Q17 What are the queue settings and cpu resources available per user on each CÉCI cluster?¶
The default settings are summarized on the cluster description page. These settings are indicative only, and may change depending on the load on the clusters. To obtain current settings on a given queue, see Question 4.

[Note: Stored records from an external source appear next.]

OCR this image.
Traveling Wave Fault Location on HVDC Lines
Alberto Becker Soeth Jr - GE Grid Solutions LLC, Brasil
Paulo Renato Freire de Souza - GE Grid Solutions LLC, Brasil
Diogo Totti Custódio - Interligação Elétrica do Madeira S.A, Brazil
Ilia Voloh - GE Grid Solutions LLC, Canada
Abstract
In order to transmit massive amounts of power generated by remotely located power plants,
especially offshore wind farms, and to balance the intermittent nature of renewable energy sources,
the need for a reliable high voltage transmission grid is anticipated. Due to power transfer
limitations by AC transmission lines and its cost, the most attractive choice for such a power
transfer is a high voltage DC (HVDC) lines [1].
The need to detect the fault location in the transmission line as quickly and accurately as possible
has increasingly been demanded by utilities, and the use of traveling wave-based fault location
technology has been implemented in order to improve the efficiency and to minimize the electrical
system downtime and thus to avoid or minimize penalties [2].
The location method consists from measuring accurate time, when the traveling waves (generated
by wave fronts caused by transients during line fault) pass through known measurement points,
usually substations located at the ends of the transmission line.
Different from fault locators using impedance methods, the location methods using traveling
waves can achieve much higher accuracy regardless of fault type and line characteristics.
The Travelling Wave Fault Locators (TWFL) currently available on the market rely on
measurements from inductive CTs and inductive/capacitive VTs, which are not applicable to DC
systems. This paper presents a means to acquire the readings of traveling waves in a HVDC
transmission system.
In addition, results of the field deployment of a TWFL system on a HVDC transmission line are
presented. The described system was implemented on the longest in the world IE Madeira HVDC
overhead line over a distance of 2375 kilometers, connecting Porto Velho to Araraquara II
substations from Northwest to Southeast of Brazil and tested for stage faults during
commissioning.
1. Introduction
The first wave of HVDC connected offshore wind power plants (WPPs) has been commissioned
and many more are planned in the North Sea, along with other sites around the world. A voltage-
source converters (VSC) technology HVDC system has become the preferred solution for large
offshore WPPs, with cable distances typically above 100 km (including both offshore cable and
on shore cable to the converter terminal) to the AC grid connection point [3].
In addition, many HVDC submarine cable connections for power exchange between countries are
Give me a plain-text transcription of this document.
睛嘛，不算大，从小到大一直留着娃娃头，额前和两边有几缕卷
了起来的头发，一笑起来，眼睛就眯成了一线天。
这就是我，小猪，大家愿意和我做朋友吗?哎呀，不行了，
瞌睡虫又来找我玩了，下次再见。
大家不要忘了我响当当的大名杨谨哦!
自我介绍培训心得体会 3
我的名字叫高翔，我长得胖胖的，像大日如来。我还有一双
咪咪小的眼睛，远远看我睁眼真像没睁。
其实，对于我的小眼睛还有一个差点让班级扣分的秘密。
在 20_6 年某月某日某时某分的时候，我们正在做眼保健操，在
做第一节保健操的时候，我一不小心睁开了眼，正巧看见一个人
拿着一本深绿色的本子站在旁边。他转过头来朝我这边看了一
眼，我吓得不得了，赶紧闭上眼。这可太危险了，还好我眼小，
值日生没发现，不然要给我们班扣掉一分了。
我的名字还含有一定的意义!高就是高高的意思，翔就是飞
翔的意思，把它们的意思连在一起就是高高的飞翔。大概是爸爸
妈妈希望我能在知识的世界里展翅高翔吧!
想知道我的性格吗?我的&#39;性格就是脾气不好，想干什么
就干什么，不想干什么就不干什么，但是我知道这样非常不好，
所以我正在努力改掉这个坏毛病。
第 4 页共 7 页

Q18 Why do I get allocated more CPUs than I requested?¶
There are multiple reasons why your job could get allocated more resource than it explicitely requested. One obvious reason would be the use of --exclusive
; even if the job requests 1 CPU, if it specifies --exclusive
, it receives all the CPUs of the node. Another possible reason is hardware multithreading. Both AMD and Intel CPUs offer two “compute units” per physical core, called hardware threads, that are not entirely independent from one another. Historically, hardware multithreading was a key component in performances of database systems or web servers, but a liability in HPC, and was therefore often disabled. Nowadays, the impact is not so clear and really depends on the software, even for CPU-bound HPC applications. Slurm is aware of this and lets the user choose to use both hardware threads, and place two OpenMP threads or two MPI ranks on the same physical core or not. This is done with the “placement options”, of which the simplest of use is --hint=[no]multithread
. Jobs that set nomultithread
, or that equivalently request --threads-per-core=1
will receive, in practice, both hardware threads for each CPU they request, hence doubling the size of the allocation. Slurm indeed will not “split” a physical core into two different jobs. Finally it could also be due to a restriction in the memory that a job can request per core, setup through the MaxMemPerCPU
cluster configuration option. Jobs that request --mem-per-cpu
values above that configured value, rather than being denied submission, will in effect receive more CPUs so that this limit is honored.